The Secret to Writing a Sales Brochure or an Advert that Sells!

Good sales copy stays with your customer long after they’ve finished reading it.

Think of a good novel you’ve read. Didn’t it capture your imagination and draw you in to each and every scene?

You got lost in the story and when you had to put the book down you just couldn’t wait to get back into it.

Great authors use words to create pictures in their readers mind.

Follow their example and get specific.

Why Specific?

We don’t think in generalisations, we think in details – the more specific, the more detailed you can be the stronger the image you will create.

Strong and Specific 

1/ Specific Nouns

What image pops into your mind if i say ‘bird’? 

Okay…. brown, feathers, beak.

OK so wipe that image from your mind, what if I now say ‘magpie’. It’s likely you see a sleek black and white bird. A much stronger image.

Bird is a generalisation, magpie is specific.

Use specific nouns wherever you can.

2/ Specific Verbs

Verbs are the life-givers that make your words dance and sing. They tell your readers if someone is walking, strollingstrolling, sauntering, jogging, skipping, jumping…

Use verbs that paint a picture.

Avoid the ‘to be’ verbs – am, is, are, was, were… They don’t create a picture – not like ‘fall. twist, squeeze’.

Although the ‘to be’ verbs are necessary, use them as sparingly as possible.

A golden rule is only 3 ‘wases/weres’ per page!

3/ Specific Situations

Compare:

A) ‘We have the experience to look after all your bookkeeping needs from invoices, doing pay roll and reconciling bank accounts’.

To this:

B) ‘Are your invoices going out late because you can’t squeeze in enough time to do them?

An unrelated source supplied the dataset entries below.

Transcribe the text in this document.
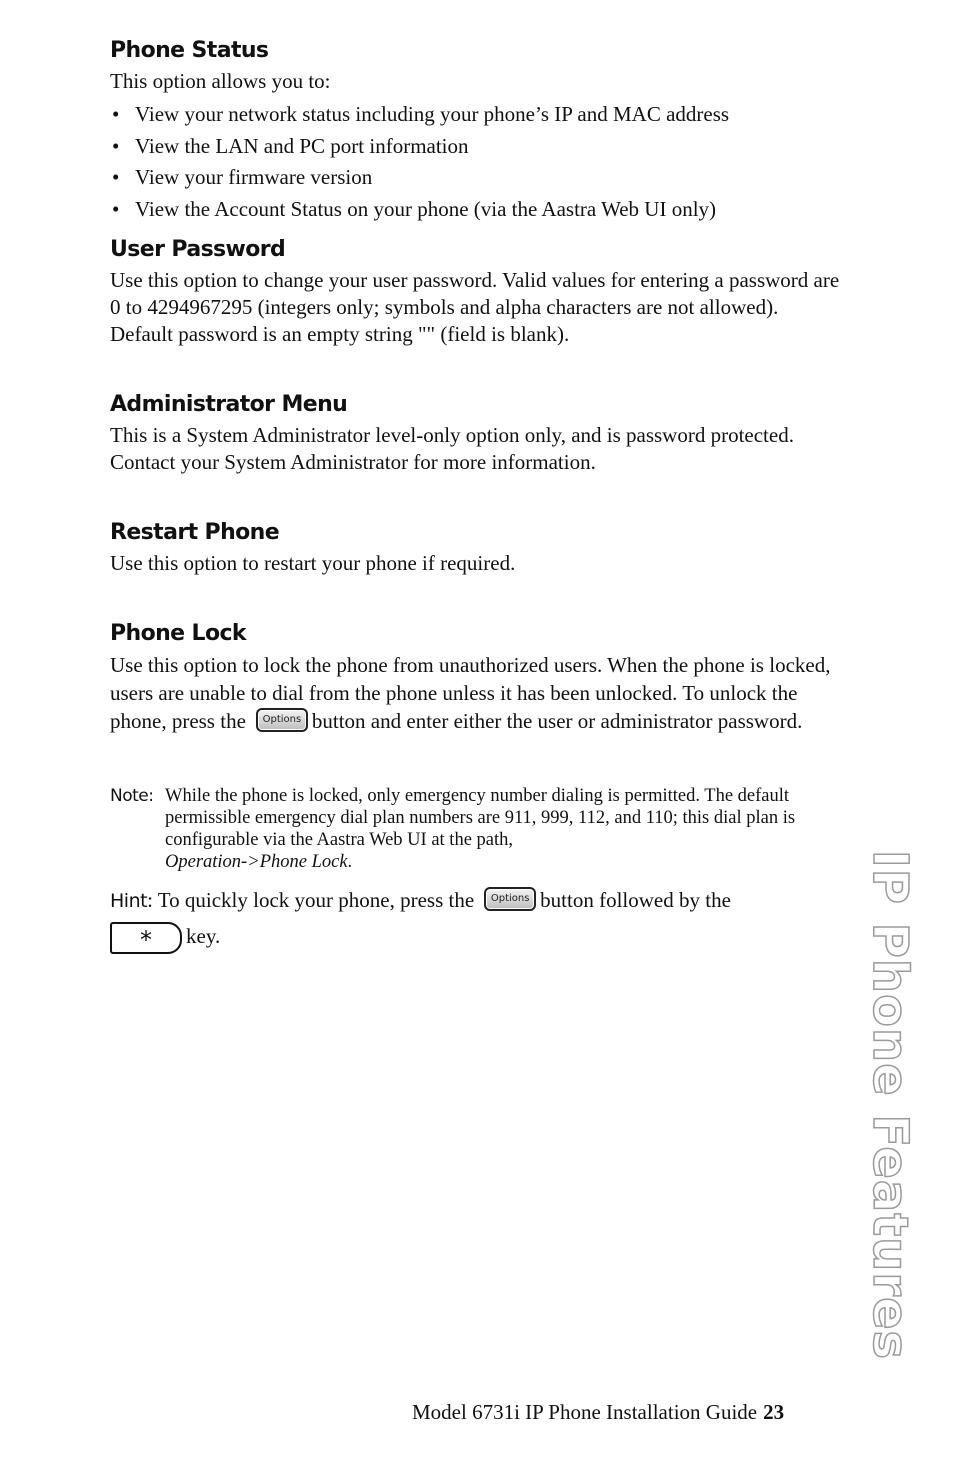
Phone Status

This option allows you to:

• View your network status including your phone’s IP and MAC address
• View the LAN and PC port information
• View your firmware version
• View the Account Status on your phone (via the Aastra Web UI only)
User Password

Use this option to change your user password. Valid values for entering a password are 0 to 4294967295 (integers only; symbols and alpha characters are not allowed). Default password is an empty string "" (field is blank).

Administrator Menu

This is a System Administrator level-only option only, and is password protected. Contact your System Administrator for more information.

Restart Phone

Use this option to restart your phone if required.

Phone Lock

Use this option to lock the phone from unauthorized users. When the phone is locked, users are unable to dial from the phone unless it has been unlocked. To unlock the phone, press the Options button and enter either the user or administrator password.

Note: While the phone is locked, only emergency number dialing is permitted. The default permissible emergency dial plan numbers are 911, 999, 112, and 110; this dial plan is configurable via the Aastra Web UI at the path,
Operation->Phone Lock.

Hint: To quickly lock your phone, press the Options button followed by the
* key.	IP Phone Features
Model 6731i IP Phone Installation Guide 23
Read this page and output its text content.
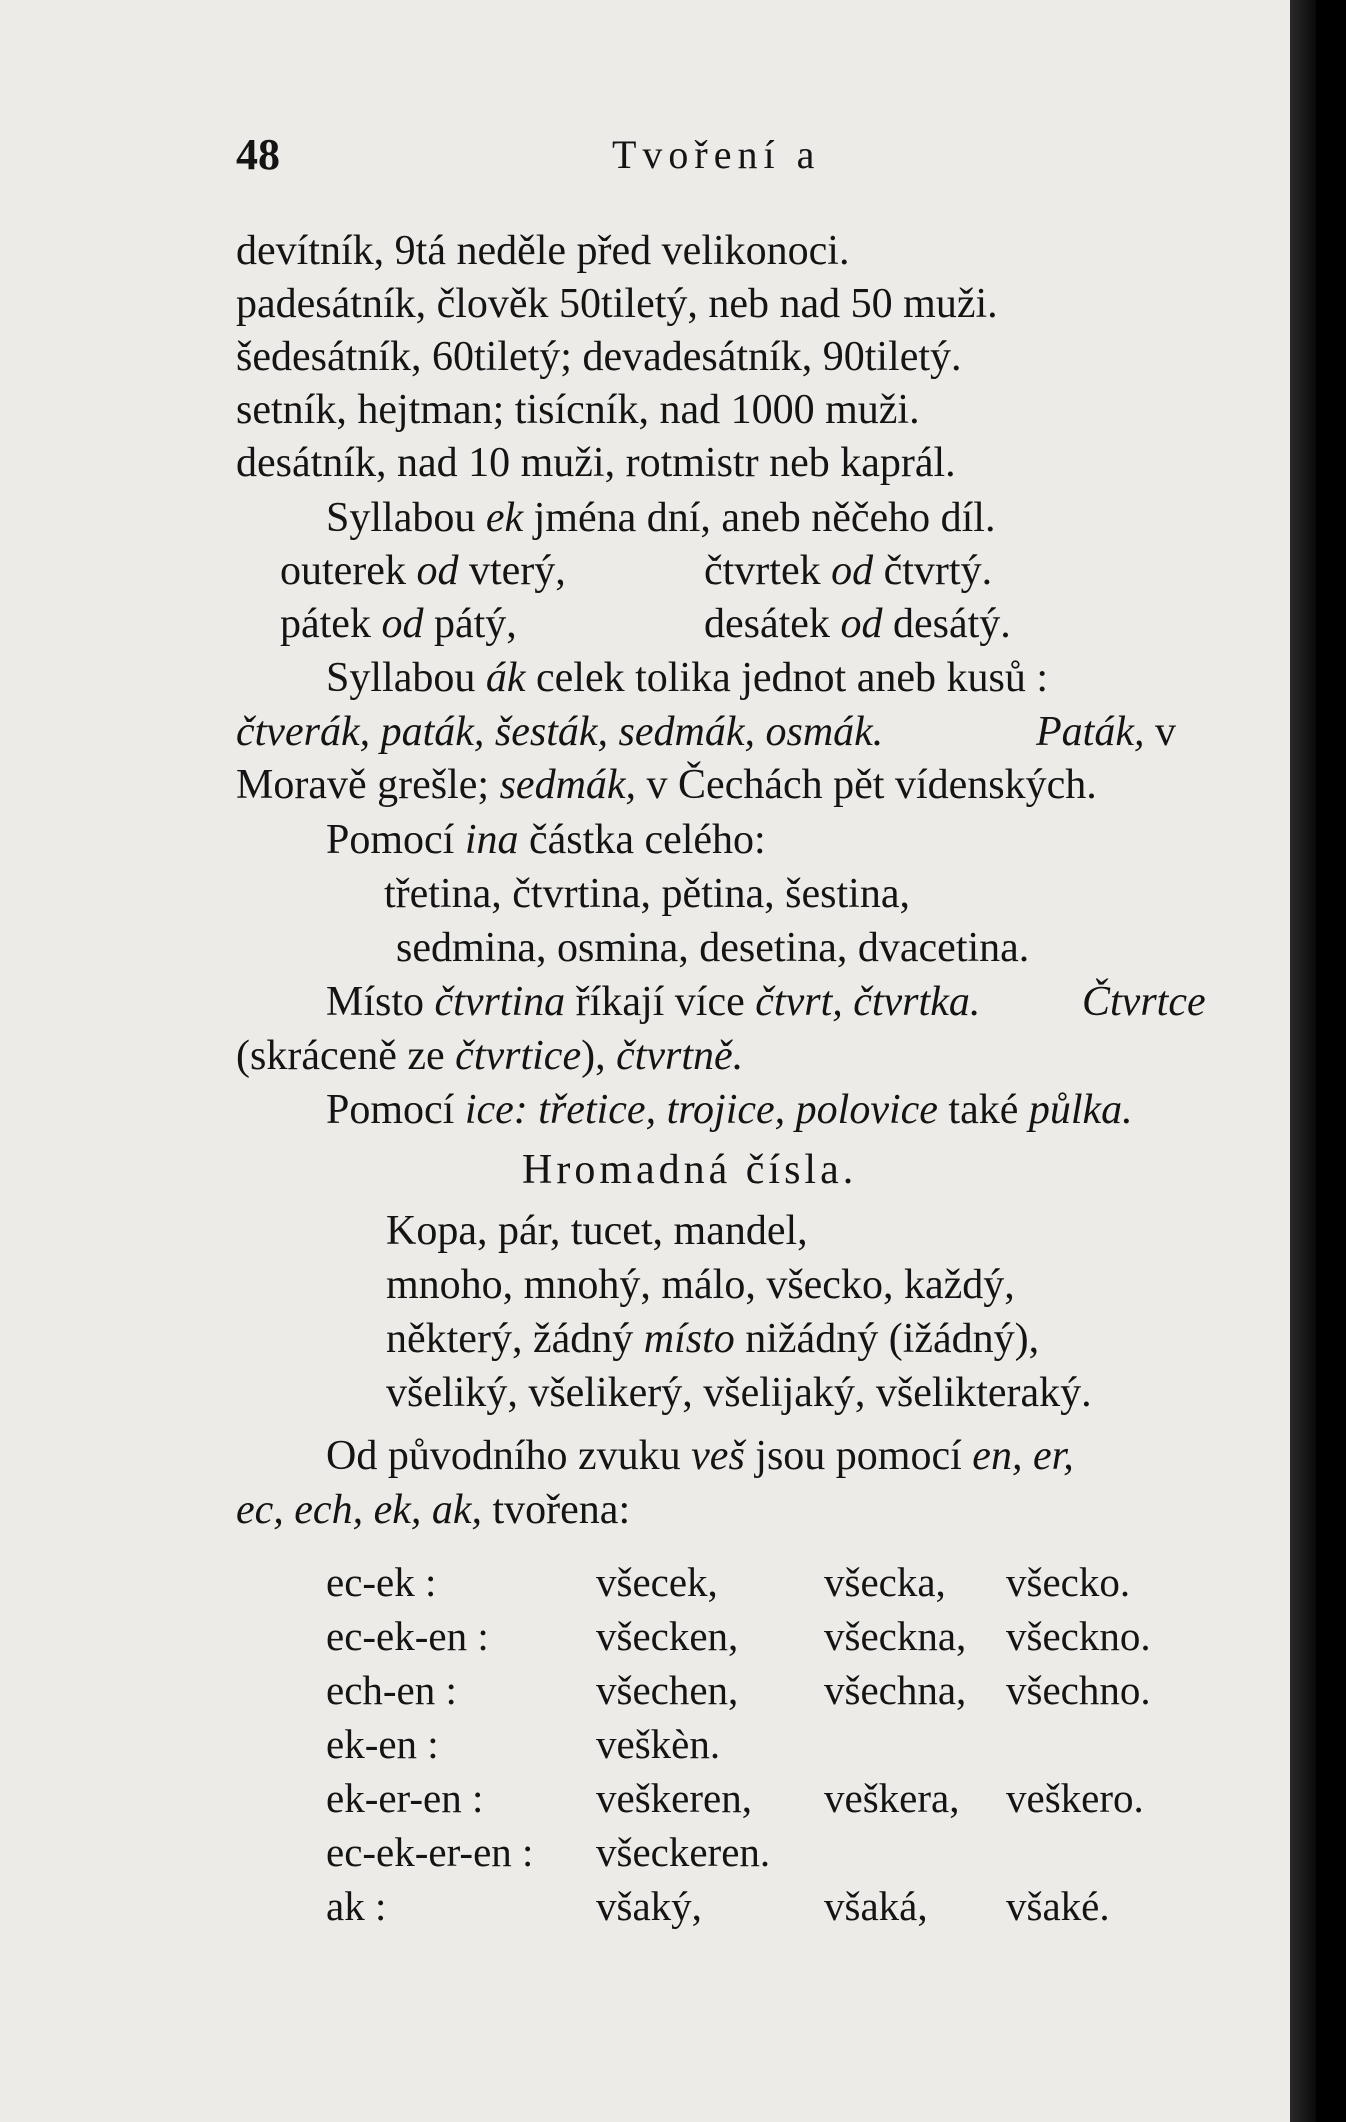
48	Tvoření a
devítník, 9tá neděle před velikonoci.
padesátník, člověk 50tiletý, neb nad 50 muži.
šedesátník, 60tiletý; devadesátník, 90tiletý.
setník, hejtman; tisícník, nad 1000 muži.
desátník, nad 10 muži, rotmistr neb kaprál.
Syllabou ek jména dní, aneb něčeho díl.
outerek od vterý,	čtvrtek od čtvrtý.
pátek od pátý,	desátek od desátý.
Syllabou ák celek tolika jednot aneb kusů :
čtverák, paták, šesták, sedmák, osmák.	Paták, v
Moravě grešle; sedmák, v Čechách pět vídenských.
Pomocí ina částka celého:
třetina, čtvrtina, pětina, šestina,
sedmina, osmina, desetina, dvacetina.
Místo čtvrtina říkají více čtvrt, čtvrtka. Čtvrtce
(skráceně ze čtvrtice), čtvrtně.
Pomocí ice: třetice, trojice, polovice také půlka.
Hromadná čísla.
Kopa, pár, tucet, mandel,
mnoho, mnohý, málo, všecko, každý,
některý, žádný místo nižádný (ižádný),
všeliký, všelikerý, všelijaký, všelikteraký.
Od původního zvuku veš jsou pomocí en, er,
ec, ech, ek, ak, tvořena:
ec-ek :	všecek,	všecka, všecko.
ec-ek-en :	všecken, všeckna, všeckno.
ech-en :	všechen, všechna, všechno.
ek-en :	veškèn.
ek-er-en :	veškeren, veškera, veškero.
ec-ek-er-en : všeckeren.
ak :	všaký,	všaká, všaké.
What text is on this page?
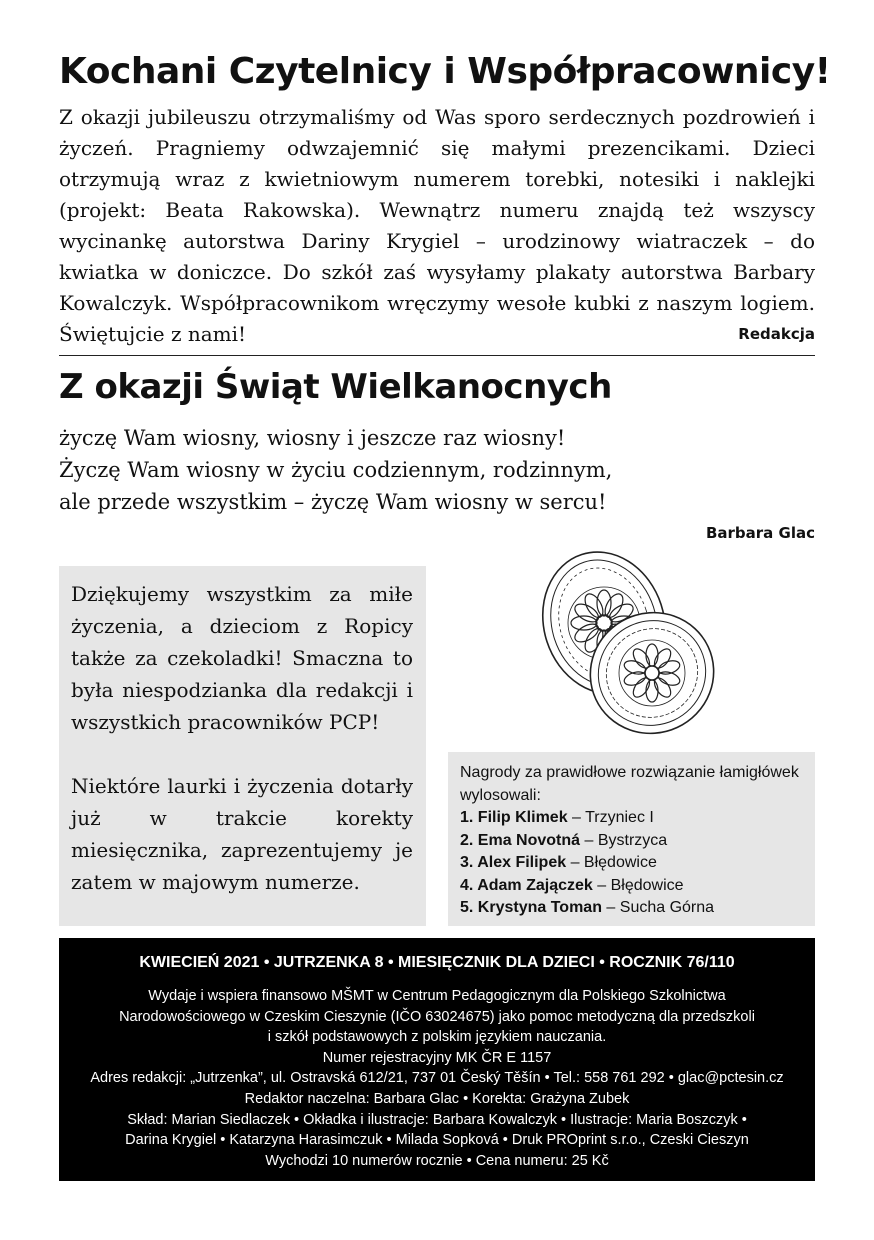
Kochani Czytelnicy i Współpracownicy!

Z okazji jubileuszu otrzymaliśmy od Was sporo serdecznych pozdrowień i życzeń. Pragniemy odwzajemnić się małymi prezencikami. Dzieci otrzymują wraz z kwietniowym numerem torebki, notesiki i naklejki (projekt: Beata Rakowska). Wewnątrz numeru znajdą też wszyscy wycinankę autorstwa Dariny Krygiel – urodzinowy wiatraczek – do kwiatka w doniczce. Do szkół zaś wysyłamy plakaty autorstwa Barbary Kowalczyk. Współpracownikom wręczymy wesołe kubki z naszym logiem. Świętujcie z nami!	Redakcja
Z okazji Świąt Wielkanocnych
życzę Wam wiosny, wiosny i jeszcze raz wiosny!
Życzę Wam wiosny w życiu codziennym, rodzinnym,
ale przede wszystkim – życzę Wam wiosny w sercu!
Barbara Glac

Dziękujemy wszystkim za miłe życzenia, a dzieciom z Ropicy także za czekoladki! Smaczna to była niespodzianka dla redakcji i wszystkich pracowników PCP!

Niektóre laurki i życzenia dotarły już w trakcie korekty miesięcznika, zaprezentujemy je zatem w majowym numerze.

Nagrody za prawidłowe rozwiązanie łamigłówek wylosowali:

1. Filip Klimek – Trzyniec I
2. Ema Novotná – Bystrzyca
3. Alex Filipek – Błędowice
4. Adam Zajączek – Błędowice
5. Krystyna Toman – Sucha Górna
KWIECIEŃ 2021 • JUTRZENKA 8 • MIESIĘCZNIK DLA DZIECI • ROCZNIK 76/110
Wydaje i wspiera finansowo MŠMT w Centrum Pedagogicznym dla Polskiego Szkolnictwa
Narodowościowego w Czeskim Cieszynie (IČO 63024675) jako pomoc metodyczną dla przedszkoli
i szkół podstawowych z polskim językiem nauczania.
Numer rejestracyjny MK ČR E 1157
Adres redakcji: „Jutrzenka”, ul. Ostravská 612/21, 737 01 Český Těšín • Tel.: 558 761 292 • glac@pctesin.cz
Redaktor naczelna: Barbara Glac • Korekta: Grażyna Zubek
Skład: Marian Siedlaczek • Okładka i ilustracje: Barbara Kowalczyk • Ilustracje: Maria Boszczyk •
Darina Krygiel • Katarzyna Harasimczuk • Milada Sopková • Druk PROprint s.r.o., Czeski Cieszyn
Wychodzi 10 numerów rocznie • Cena numeru: 25 Kč
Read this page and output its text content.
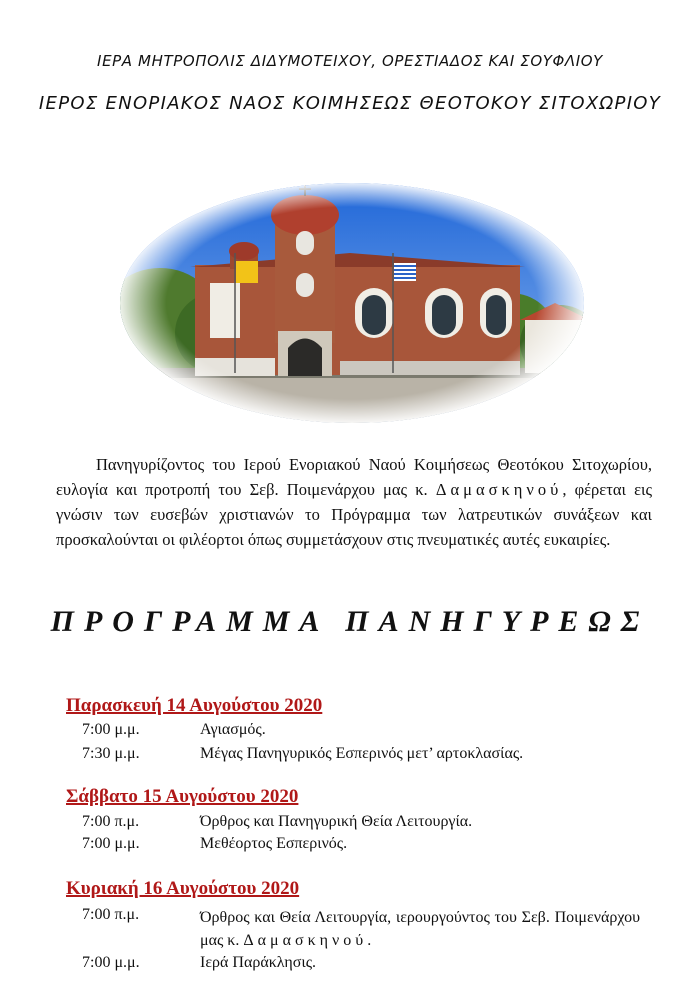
ΙΕΡΑ ΜΗΤΡΟΠΟΛΙΣ ΔΙΔΥΜΟΤΕΙΧΟΥ, ΟΡΕΣΤΙΑΔΟΣ ΚΑΙ ΣΟΥΦΛΙΟΥ
ΙΕΡΟΣ ΕΝΟΡΙΑΚΟΣ ΝΑΟΣ ΚΟΙΜΗΣΕΩΣ ΘΕΟΤΟΚΟΥ ΣΙΤΟΧΩΡΙΟΥ

Πανηγυρίζοντος του Ιερού Ενοριακού Ναού Κοιμήσεως Θεοτόκου Σιτοχωρίου, ευλογία και προτροπή του Σεβ. Ποιμενάρχου μας κ. Δαμασκηνού, φέρεται εις γνώσιν των ευσεβών χριστιανών το Πρόγραμμα των λατρευτικών συνάξεων και προσκαλούνται οι φιλέορτοι όπως συμμετάσχουν στις πνευματικές αυτές ευκαιρίες.

ΠΡΟΓΡΑΜΜΑ ΠΑΝΗΓΥΡΕΩΣ
Παρασκευή 14 Αυγούστου 2020
7:00 μ.μ.	Αγιασμός.
7:30 μ.μ.	Μέγας Πανηγυρικός Εσπερινός μετ’ αρτοκλασίας.
Σάββατο 15 Αυγούστου 2020
7:00 π.μ.	Όρθρος και Πανηγυρική Θεία Λειτουργία.
7:00 μ.μ.	Μεθέορτος Εσπερινός.
Κυριακή 16 Αυγούστου 2020
7:00 π.μ.	Όρθρος και Θεία Λειτουργία, ιερουργούντος του Σεβ. Ποιμενάρχου μας κ. Δαμασκηνού.
7:00 μ.μ.	Ιερά Παράκλησις.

Is your cash flow suffering because payments aren’t regularly dropping into your account (because your invoices are going out late)? How much of your hair have you pulled out over the years because of accounting mistakes? Don’t worry, those days are over when you hire us to do your bookkeeping’.

Example A is generic (look after your bookkeeping needs).

Example B shows HOW the business does it (in fiction its called ‘show, don’t tell’).

You can actually feel those business problems – late invoices, cash flow problems, hair pulling.

It’s the difference between something cold and impersonal that is hard to relate to and something that wakes you up with a spark of recognition (‘Hey, that’s me. I need that’).

When you write your sales brochure or advert, write it in a way that people can relate to it.